Speaking in the margins of the summit, leaders had taken turns all day to warn the British government that the EU was unified and would fight hard for the interests of its member states. The French president, François Hollande, told reporters: “There will inevitably be a price and a cost for Britain; it’s the choice they made.
“We must not be punitive, but at the same time it’s clear that Europe knows how to defend its interests, and that Britain will have a less good position outside the EU than in the EU.”
Asked about her suggestion last week that some in the UK were deluded about the coming talks, the German chancellor, Angela Merkel, said she feared there was a lack of understanding about the EU’s resolve to only talk about trade once the opening issues had been resolved.
Merkel also appeared unconvinced by May’s claim that a landslide election victory would strengthen her negotiating position in the talks when they start in June, although she applauded the prime minister for calling it.
“The British prime minster thinks that a clear vote [in the general election] will strengthen her position in the negotiations,” she said. “It will certainly give her a very credible platform. The election has removed this sword of Damocles over the negotiations.”

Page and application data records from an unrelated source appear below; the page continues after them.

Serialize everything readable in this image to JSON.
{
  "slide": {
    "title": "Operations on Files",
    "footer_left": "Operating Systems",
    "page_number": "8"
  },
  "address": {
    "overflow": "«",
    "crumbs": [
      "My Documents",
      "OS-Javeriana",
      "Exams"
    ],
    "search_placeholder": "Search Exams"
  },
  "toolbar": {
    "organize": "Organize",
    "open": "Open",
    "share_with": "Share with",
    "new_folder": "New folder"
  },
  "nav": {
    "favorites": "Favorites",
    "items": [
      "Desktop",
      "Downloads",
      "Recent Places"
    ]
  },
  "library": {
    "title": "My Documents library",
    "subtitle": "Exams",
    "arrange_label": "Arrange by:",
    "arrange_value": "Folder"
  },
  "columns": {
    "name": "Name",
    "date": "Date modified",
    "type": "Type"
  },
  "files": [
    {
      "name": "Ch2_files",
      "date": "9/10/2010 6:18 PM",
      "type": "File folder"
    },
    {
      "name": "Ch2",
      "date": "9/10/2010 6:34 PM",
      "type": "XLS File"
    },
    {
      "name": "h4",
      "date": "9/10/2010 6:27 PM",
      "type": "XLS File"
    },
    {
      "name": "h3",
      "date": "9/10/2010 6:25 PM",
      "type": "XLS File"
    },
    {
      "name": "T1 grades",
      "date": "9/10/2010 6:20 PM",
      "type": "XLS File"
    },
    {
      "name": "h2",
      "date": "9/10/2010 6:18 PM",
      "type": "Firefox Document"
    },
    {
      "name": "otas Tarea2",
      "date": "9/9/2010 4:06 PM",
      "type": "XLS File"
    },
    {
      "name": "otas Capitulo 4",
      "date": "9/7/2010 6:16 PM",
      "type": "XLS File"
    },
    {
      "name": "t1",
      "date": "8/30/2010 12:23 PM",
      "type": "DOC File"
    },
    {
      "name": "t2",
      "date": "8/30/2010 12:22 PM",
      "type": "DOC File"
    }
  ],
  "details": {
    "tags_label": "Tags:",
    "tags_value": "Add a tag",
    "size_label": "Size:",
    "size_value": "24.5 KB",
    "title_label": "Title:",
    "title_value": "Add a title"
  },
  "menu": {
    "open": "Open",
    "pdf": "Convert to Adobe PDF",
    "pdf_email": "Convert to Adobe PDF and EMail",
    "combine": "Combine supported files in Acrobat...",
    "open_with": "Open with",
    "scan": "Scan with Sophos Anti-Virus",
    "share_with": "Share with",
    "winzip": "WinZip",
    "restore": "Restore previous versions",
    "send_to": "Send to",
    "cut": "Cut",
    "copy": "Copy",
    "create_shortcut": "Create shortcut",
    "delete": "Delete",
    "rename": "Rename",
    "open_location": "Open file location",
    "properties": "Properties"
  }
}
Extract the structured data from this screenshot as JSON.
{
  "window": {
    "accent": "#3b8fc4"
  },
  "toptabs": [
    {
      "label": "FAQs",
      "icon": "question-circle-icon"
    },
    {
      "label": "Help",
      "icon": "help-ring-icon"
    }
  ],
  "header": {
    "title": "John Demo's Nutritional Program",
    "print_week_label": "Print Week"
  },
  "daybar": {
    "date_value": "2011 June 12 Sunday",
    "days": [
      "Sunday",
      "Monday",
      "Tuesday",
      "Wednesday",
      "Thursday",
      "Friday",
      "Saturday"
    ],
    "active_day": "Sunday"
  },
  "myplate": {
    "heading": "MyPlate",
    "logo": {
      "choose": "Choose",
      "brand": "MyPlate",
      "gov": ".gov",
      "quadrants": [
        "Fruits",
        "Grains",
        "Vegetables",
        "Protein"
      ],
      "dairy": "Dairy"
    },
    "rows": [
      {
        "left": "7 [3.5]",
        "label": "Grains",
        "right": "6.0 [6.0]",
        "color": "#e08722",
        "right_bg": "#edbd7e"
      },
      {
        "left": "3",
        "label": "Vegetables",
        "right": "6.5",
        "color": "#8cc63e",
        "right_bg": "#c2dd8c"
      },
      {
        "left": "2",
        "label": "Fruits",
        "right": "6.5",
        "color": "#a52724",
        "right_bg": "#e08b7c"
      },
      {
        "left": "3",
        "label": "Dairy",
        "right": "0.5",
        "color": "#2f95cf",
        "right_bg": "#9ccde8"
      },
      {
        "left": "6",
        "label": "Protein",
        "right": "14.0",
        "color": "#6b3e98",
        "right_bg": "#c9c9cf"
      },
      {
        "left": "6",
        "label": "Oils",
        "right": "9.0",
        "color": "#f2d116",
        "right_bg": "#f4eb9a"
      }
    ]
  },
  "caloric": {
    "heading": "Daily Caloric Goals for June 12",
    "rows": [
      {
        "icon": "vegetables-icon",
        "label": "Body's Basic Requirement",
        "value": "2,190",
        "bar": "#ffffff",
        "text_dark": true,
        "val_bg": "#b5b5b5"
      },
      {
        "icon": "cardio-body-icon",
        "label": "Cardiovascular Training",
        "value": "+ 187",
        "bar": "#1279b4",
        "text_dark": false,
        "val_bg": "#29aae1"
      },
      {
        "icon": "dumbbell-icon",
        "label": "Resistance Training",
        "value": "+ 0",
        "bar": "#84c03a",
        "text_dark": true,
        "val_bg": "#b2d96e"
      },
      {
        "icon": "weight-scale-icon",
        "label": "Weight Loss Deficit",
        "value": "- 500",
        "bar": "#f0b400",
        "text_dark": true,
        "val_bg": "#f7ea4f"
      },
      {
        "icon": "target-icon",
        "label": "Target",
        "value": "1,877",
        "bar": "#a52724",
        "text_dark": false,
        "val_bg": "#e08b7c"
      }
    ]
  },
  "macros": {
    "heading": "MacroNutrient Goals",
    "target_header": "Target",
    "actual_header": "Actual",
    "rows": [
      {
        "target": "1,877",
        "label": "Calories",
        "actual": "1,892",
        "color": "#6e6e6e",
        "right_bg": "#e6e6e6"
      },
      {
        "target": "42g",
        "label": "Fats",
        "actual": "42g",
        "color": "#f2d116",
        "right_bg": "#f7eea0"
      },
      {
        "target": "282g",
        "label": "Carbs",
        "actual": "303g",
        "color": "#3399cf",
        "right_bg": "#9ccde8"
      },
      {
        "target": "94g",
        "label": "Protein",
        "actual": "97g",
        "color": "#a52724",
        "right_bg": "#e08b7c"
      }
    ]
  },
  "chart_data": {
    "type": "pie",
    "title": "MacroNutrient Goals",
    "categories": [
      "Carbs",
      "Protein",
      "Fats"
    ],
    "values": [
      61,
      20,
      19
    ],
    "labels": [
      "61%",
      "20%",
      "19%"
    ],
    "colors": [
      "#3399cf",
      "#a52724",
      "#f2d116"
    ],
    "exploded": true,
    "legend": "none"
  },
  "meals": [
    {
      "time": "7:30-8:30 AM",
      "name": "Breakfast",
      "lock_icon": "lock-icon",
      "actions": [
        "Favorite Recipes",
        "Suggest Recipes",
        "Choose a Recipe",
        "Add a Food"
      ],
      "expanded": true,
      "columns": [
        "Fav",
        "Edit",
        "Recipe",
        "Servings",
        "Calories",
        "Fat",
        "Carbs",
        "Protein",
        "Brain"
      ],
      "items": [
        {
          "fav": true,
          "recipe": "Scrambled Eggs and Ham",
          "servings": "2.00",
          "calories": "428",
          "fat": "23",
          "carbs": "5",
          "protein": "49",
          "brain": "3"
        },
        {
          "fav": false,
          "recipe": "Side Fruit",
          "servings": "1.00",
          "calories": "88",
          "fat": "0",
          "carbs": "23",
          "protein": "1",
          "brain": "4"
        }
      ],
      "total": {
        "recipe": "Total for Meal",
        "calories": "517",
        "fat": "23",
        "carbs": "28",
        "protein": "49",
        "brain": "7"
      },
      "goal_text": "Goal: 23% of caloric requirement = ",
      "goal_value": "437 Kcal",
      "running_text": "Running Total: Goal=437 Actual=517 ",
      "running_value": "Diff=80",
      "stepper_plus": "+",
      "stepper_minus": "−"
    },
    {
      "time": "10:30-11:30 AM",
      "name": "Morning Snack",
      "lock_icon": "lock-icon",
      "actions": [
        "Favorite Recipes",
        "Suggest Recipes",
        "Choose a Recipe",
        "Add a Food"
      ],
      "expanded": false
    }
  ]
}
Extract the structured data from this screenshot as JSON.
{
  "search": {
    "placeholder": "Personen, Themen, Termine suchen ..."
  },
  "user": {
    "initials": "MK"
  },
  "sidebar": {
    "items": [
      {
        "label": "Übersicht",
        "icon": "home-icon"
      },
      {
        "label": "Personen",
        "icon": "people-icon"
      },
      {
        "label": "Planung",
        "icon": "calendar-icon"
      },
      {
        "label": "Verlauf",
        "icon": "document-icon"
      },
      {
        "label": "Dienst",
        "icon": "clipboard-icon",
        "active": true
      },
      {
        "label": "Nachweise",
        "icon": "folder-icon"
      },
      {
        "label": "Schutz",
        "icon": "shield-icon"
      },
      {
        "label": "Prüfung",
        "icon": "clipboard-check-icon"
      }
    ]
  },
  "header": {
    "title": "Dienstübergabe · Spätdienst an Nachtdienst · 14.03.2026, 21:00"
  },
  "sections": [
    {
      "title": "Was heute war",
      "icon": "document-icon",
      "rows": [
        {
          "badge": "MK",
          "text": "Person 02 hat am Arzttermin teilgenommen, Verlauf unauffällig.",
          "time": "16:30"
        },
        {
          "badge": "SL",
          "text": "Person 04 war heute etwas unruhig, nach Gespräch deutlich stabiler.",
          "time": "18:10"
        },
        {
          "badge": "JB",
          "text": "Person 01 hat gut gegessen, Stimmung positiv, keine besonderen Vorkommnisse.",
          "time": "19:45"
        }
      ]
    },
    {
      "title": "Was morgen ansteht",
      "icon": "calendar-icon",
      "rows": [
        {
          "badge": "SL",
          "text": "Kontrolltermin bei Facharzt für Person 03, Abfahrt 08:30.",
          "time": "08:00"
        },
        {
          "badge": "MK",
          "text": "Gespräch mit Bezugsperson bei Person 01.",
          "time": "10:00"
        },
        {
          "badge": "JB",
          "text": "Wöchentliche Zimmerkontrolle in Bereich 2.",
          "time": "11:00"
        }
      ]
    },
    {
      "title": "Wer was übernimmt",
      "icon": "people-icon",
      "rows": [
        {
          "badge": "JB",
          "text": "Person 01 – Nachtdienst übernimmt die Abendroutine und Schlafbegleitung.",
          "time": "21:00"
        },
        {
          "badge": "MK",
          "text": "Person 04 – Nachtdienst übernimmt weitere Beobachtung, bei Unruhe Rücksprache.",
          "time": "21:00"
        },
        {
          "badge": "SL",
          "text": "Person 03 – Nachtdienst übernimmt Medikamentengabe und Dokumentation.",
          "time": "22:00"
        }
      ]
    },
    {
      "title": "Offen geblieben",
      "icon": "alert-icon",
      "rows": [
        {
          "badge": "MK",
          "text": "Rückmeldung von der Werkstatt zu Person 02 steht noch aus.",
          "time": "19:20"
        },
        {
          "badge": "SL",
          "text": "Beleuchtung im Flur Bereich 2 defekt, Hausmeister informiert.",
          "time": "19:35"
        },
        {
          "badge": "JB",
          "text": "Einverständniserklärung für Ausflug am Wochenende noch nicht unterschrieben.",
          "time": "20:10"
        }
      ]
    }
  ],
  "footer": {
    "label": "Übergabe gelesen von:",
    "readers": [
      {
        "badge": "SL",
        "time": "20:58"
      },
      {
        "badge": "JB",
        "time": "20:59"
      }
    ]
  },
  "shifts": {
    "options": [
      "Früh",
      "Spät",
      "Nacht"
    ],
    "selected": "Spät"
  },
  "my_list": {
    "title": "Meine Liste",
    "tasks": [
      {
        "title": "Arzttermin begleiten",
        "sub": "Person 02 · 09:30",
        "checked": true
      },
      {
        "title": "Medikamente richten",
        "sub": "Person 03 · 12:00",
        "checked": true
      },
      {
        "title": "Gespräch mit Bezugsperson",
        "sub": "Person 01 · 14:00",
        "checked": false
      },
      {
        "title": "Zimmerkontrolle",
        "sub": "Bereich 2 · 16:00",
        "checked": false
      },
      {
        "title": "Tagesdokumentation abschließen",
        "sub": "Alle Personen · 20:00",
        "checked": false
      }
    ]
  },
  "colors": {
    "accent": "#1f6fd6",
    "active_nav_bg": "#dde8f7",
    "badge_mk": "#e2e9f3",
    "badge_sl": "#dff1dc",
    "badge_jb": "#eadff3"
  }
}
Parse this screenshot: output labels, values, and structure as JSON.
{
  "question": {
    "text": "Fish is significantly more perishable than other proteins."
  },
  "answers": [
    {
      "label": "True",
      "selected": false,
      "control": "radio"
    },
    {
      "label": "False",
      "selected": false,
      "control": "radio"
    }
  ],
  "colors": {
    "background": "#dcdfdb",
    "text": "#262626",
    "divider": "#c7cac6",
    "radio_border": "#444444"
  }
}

Other leaders also appeared bemused by the prime minister’s claims about being empowered by an election triumph. Hollande, who is now in his last week as president, said: “That is an election argument that I can understand. But this is not an argument against the European Union. Why? Because the bases, the principles, the objectives are already fixed: these will be the lines that will be chosen by the negotiators and there will be no others.”
Luxembourg’s prime minister, Xavier Bettel, claimed May had called the election to resolve an internal problem in the Conservative party.
She wanted “not a hard Brexit or a soft Brexit but Theresa’s Brexit,” he said. Joseph Muscat, the prime minister of Malta, added: “I wouldn’t want to intrude in the prime minister’s decisions but the fact is we are wasting one month now.”
EU leaders at the summit also agreed a declaration that would allow northern Ireland to swiftly rejoin the EU, in the event of a vote for Irish unification. With polls showing that a majority of voters in Northern Ireland want to stay part of the UK, the Irish taoiseach, Enda Kenny, said the clause was not about triggering a poll.
“I have always been very clear that the conditions for a referendum do not currently exist, but the endorsement of the principle, the potential agreement of the Good Friday agreement is hugely important.”
The EU’s chief Brexit negotiator, Michel Barnier, said it was in Britain’s interests for the EU to be unified, as it would boost the chances of a Brexit deal. “This extraordinary meeting shows the unity of the 27 on a clear line, but this unity is not directed against Britain; I think that it is also in its interest,” he said.